Evet, özgün senaryo Christopher McQuarrie’ın ama dikkatli bakıldığında serinin önceki beş filminden derin izler taşıdığını görüyoruz. İlk filmdeki çift taraflı oynayan ajan bolluğu burada da var. İkinci filmin açılışındaki kaya tırmanışı, motosiklet sahnesi, üçüncü filmdeki gibi bir mahkûm kaçırma sahnesi, dördüncü filmdeki kovalamaca sahnesindeki gibi kovaladığı düşmanı aracıyla çarparak (bile isteye kazayla) durdurabilmesi, bir önceki filmdeki iki kilit karakterin yeniden sahne alması, eski karısının yine ortaya çıkması… Ayrıca önceki filmlerde sıkça rastladığımız çok yüksekten atlama (uçaktan, bir binadan diğerine vs.), telefon komutuyla/direktifiyle kovalamaca, yüz maskesi numaraları… Binanın tepesindeki helikopter sahnesi doğrudan doğruya Owen Davian’a bir atıf, bunu görmemek için kör olmak lazım. Ayrıca çeşitli işlere yarayan aygıtlar/cihazlar, plan içinde planlar ve coğrafyadan coğrafyaya sürüklenen küresel terör dalgası da cabası.

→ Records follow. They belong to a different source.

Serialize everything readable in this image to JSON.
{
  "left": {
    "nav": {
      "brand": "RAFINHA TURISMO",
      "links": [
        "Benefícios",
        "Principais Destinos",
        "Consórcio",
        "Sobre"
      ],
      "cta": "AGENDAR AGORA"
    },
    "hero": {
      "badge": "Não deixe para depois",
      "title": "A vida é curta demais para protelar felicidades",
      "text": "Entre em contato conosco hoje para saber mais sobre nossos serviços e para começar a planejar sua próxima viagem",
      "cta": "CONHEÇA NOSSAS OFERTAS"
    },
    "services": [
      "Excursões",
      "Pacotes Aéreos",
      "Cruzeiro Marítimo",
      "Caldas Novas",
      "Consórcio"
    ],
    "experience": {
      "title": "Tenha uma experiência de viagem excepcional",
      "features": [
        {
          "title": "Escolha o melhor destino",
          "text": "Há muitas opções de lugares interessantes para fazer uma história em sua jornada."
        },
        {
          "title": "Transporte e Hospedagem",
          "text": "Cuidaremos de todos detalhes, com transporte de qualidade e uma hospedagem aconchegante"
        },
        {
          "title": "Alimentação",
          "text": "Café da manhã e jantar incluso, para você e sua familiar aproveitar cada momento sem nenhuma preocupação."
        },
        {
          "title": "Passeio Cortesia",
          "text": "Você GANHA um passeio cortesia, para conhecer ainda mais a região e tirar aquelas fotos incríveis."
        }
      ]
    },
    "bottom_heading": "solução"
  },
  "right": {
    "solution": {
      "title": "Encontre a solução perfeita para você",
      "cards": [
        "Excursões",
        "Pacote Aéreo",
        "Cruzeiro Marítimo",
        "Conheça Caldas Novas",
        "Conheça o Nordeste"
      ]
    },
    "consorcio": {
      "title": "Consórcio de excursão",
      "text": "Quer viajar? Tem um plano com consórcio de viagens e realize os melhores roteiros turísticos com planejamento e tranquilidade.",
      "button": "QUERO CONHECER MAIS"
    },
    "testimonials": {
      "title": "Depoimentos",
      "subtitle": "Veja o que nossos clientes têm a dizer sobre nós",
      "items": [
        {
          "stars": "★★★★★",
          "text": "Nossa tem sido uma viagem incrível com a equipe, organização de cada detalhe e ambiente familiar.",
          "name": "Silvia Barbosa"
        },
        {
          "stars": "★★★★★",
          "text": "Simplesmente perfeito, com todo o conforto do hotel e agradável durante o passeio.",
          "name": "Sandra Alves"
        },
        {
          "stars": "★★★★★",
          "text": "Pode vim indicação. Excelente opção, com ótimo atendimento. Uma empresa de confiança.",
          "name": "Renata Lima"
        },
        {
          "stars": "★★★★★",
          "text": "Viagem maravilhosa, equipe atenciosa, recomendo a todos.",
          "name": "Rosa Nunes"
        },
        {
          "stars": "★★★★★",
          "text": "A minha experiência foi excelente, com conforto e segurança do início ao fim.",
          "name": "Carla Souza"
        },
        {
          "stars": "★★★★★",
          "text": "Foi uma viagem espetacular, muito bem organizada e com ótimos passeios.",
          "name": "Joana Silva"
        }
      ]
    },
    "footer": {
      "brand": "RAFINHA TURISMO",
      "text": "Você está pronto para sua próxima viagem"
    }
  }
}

Tabii Mission: Impossible – Fallout’ta bir sürü öğeyi birbirine kenetleyen tutkal, Ethan Hunt’ı canlandıran Tom Cruise’un o güçlü ekran kişiliği (screen presence). Onun siyahi arkadaşı için kendini ve insanlığın geleceğini riske atması bizi şaşırtmıyor, hemen ikna oluyoruz. Mesela benzer bir tercih yani “arkadaşımızı kurtaramadıktan sonra dünyayı kurtarmışız kaç yazar?” düşüncesi, yakın tarihte seyrettiğimiz Star Wars: The Last Jedi’da (2017) hiç ikna edici olmamıştı. Çalışmamıştı yani. Fallout’ta Hunt’ın karşısında bir kez daha sakin, dengeli ama korkutucu bir profil çizen Solomon Lane’i izliyoruz ve yine izlemeye doyamıyoruz. Harris yine mükemmel oynamış! Henry Cavill’ın hatta bir önceki filmde de ısınamadığım Rebecca Ferguson’ın bu filme uyduğunu pek söyleyemem ama Kane-Hunt karşıtlığı o denli güçlü işliyor ki diğerleri araya kaynıyor. Bir de normalde bu konulara girmem ama Ving Rhames’i fiziksel açıdan çok kötü gördüm, inşallah ciddi bir sağlık sorunu yoktur.
Mission: Impossible – Fallout’un (Mission: Impossible – Yansımalar, 2018) 147 dakikalık süresinde beş dakika bile dinlenmeye yer yok. Aksiyon gırla gidiyor ve sürekli bir dümen dönüyor. Önceki filmlerin kolajı niteliğindeki bazı sahnelerle ülkeden ülkeye, komplodan komploya sürükleniyoruz. Eğer bu tip filmleri seven biriyseniz kaçırmayın derim ben. İyi film.